Existem momentos em que é preciso fechar os olhos. É preciso deixar que o ar apenas flua naturalmente, contornando quinas de paredes e retornando às juntas e músculos, enquanto olfato e paladar mapeiam o espaço ao redor.
Existem momentos em que apenas ar não basta. É preciso que suas propriedades sejam manipuladas e somadas a outras circunstâncias experimentadas de um querer insaciável, suficiente em sua composição, insuficiente em quantidade.
Existem momentos em que todo deslocamento é longo demais. É preciso engessar as próprias pernas e nem levantar da cama, ouvindo ao longe o barulho do despertador marcando cada segundo, e o movimento lento dos ponteiros dos minutos e horas, marcando o compasso dos movimentos mentais.
Existem momentos em que as pessoas são apenas pessoas. É preciso não olhar para elas e não tentar entendê-las, nem dedicar qualquer esforço em prol de uma aproximação, mas antes de tudo, lutar por si mesmo, tentando acalmar o leão que ruge aí dentro.
Existem momentos onde escovar os dentes é uma tarefa árdua. É preciso grande esforço para executá-la, levando a mente a outros mundos, manipulando sonhos enquanto as mãos se esforçam para não incidir a escova contra a gengiva sensível.
Existem momentos perdidos. É preciso vontade de choro, vontade de morte, vontade de drama, apenas para que você se entenda no sentido de acolher suas imperfeitas vontades delirantes do absurdo.
Existem momentos que não existiram. É preciso coragem para torná-los realidade, pelo menos dentro de você, substituindo aquele bom intervalo de tempo por um intervalo de tempo talvez até menor, mas ainda sim bem melhor.

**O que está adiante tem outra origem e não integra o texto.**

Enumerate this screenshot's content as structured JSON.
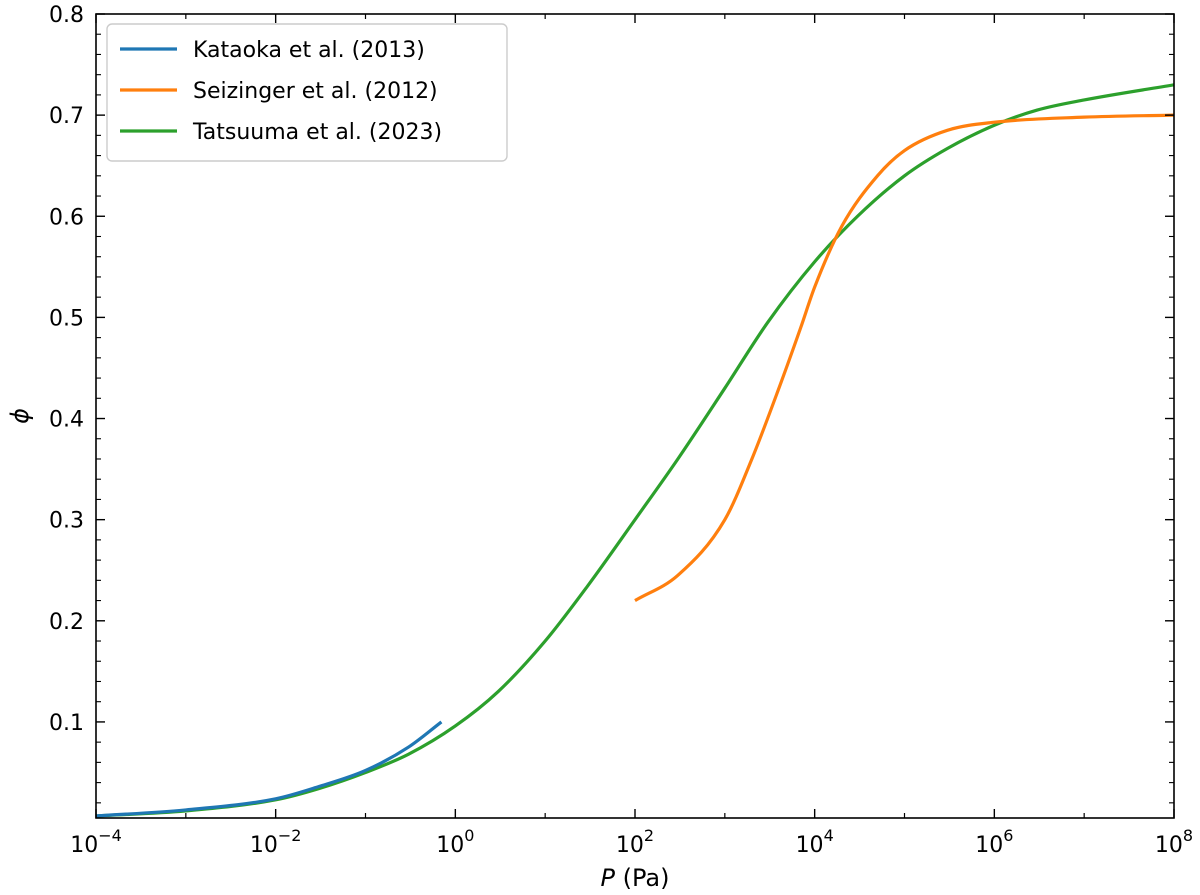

Existem momentos capazes de mudar uma vida inteira. É preciso entender que não dobram-se os joelhos a um momento, não obstante, dobram-se os joelhos para si mesmo, afim de se entregar à dor nas pernas pela caminhada morro à cima.
Existem momentos onde palavrões não exalam todo o ódio contido. É preciso gritar a dor da traição, o choro do desgosto, a dança do orgulho ferido.
Existem momentos em que treme-se o corpo inteiro. É preciso deixar que tremule, que sue frio, que as mãos gélidas alcancem o nada, para poder perceber a falta que faz ser mais coerente nas escolhas erradas.
Existem momentos onde ser feliz é mais uma coisa chata e sem sentido. É preciso abraçar a tristeza, pois ela que nos ajuda a movimentar rumo ao objetivo de sua não-existência, tentando entender que às vezes é melhor pedalar numa bicicleta ergométrica que em uma bicicleta comum.
Existem momentos onde o calendário pendurado na parede apenas te informa os dias que passam indo e vindo. É preciso deixar que passem, é preciso que passemos despercebidos pela vida, tal qual os dias, visto que em certos momentos, precisamos realmente não existir.
Existem momentos onde é necessário ser um assassino mental. É preciso matar aqueles pensamentos de matar alguém, pois temos que entender que é graças àquilo que nos fizeram que pudemos evoluir para jamais nos tornarmos o que aquela pessoa é.
Existem momentos onde toda música é barulho e todo barulho, um ruído insuportável. É preciso que haja qualquer coisa que não seja nem barulho e nem silêncio, talvez uma voz que fale algo que faça o mínimo de sentido quando não enxergamos sentido em nada, talvez algo que não seja sonoro.
Existem momentos que se desdobram em outros momentos, e que de tão ramificados e entremeados uns aos outros, confundem a mente e causam uma perda do corpo no tempo. É preciso que se perca no labirinto das lembranças ou nos becos e ruelas do pensamento, pois temos que entender que é somente na angústia da solidão que encontramos a alegria da própria companhia.